Um sócio empresta uma máquina industrial à sociedade para esta a utilizar. Durante a exploração, os administradores deixam a máquina ao relento sem manutenção, causando corrosão grave. Ao dissolver-se a sociedade, o sócio pode exigir indemnização pelos danos, responsabilizando a sociedade e os administradores solidariamente.

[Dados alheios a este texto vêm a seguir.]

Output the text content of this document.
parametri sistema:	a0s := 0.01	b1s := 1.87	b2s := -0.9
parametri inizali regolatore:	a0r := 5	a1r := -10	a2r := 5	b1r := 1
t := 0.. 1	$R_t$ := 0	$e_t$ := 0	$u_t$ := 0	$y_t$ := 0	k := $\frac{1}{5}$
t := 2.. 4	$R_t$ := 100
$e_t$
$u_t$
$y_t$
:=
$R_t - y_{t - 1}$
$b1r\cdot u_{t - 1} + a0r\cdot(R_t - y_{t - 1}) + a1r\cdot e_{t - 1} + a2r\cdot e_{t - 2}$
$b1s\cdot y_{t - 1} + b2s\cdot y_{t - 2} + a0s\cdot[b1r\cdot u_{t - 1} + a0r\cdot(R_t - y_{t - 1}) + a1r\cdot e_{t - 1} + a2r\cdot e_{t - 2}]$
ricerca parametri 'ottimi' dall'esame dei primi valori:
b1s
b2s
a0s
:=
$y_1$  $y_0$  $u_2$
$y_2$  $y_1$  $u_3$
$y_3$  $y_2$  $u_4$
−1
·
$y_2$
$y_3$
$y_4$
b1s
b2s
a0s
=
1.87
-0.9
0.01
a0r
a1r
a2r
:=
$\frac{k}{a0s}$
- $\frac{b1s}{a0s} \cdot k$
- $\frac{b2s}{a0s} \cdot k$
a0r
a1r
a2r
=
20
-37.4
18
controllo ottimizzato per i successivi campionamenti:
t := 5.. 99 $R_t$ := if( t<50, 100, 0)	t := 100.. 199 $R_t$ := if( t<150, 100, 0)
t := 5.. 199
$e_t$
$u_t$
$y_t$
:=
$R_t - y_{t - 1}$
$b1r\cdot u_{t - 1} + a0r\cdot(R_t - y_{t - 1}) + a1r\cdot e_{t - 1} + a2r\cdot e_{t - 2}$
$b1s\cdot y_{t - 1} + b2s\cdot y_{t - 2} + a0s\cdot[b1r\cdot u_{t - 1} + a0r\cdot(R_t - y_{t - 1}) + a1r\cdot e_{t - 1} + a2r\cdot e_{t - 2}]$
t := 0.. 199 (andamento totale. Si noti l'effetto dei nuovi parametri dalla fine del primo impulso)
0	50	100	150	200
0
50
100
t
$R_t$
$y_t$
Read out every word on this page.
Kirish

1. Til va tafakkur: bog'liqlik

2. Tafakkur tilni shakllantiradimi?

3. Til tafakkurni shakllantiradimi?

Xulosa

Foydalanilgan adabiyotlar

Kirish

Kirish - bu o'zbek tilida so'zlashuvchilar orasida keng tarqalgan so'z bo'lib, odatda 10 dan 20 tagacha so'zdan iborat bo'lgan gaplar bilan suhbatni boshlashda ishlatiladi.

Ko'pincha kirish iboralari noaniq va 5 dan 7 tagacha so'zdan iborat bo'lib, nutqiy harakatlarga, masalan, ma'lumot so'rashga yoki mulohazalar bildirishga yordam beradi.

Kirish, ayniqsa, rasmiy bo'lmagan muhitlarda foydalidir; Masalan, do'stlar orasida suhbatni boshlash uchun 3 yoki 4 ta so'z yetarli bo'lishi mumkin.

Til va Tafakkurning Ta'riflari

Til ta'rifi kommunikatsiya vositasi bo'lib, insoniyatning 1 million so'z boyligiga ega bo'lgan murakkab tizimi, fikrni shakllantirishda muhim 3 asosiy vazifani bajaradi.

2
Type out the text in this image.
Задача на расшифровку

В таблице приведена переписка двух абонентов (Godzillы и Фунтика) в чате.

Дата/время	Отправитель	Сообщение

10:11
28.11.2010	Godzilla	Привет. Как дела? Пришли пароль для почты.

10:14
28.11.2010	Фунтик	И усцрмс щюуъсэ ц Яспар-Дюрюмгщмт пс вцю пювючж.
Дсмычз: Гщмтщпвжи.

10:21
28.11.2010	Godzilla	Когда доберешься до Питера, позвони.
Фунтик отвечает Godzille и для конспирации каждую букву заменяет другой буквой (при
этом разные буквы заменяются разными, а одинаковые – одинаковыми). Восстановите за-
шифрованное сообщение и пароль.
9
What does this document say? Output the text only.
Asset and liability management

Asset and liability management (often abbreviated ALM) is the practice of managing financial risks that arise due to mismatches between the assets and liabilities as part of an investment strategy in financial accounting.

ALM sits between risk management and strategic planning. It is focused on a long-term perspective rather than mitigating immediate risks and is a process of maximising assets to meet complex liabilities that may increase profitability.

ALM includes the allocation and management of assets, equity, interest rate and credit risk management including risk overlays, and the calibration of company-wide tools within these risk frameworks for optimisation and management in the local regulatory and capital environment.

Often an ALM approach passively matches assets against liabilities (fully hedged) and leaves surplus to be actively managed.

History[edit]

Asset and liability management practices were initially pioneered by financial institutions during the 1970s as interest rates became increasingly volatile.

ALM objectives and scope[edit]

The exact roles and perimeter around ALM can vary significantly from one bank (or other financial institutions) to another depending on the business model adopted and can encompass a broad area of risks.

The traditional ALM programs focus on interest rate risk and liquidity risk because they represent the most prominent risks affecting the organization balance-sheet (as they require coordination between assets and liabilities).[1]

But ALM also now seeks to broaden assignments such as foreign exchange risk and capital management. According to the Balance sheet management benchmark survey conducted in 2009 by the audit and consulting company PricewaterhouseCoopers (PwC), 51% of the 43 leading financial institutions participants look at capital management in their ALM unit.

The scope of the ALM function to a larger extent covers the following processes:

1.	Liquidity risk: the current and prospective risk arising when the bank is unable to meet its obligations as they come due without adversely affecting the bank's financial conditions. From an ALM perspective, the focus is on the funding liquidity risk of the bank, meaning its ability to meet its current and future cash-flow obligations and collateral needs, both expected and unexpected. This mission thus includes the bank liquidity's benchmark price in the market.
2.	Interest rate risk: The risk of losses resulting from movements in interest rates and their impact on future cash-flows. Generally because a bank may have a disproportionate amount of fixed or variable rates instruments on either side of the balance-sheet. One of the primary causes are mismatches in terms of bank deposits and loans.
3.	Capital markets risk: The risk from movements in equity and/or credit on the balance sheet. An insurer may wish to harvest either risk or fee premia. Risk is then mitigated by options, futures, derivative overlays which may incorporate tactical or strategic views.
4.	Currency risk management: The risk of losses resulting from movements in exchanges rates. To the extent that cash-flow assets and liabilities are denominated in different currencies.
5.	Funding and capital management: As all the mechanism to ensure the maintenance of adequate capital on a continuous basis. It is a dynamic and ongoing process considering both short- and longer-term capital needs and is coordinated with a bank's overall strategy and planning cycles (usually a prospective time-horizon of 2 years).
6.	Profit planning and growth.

Um sócio cede o seu imóvel à sociedade para servir de escritório. Um incêndio causado por negligência dos administradores (fios elétricos não inspeccionados) danifica gravemente a estrutura. O sócio tem direito de reclamar compensação pelo prejuízo tanto à sociedade como aos administradores responsáveis.
Um sócio contribui com uso e fruição de uma viatura. Após vários anos de utilização normal pela sociedade, a viatura apresenta desgaste natural. Ao dissolver-se a sociedade, o sócio recupera a viatura nesse estado deteriorado, mas sem poder exigir compensação pois não houve culpa dos administradores.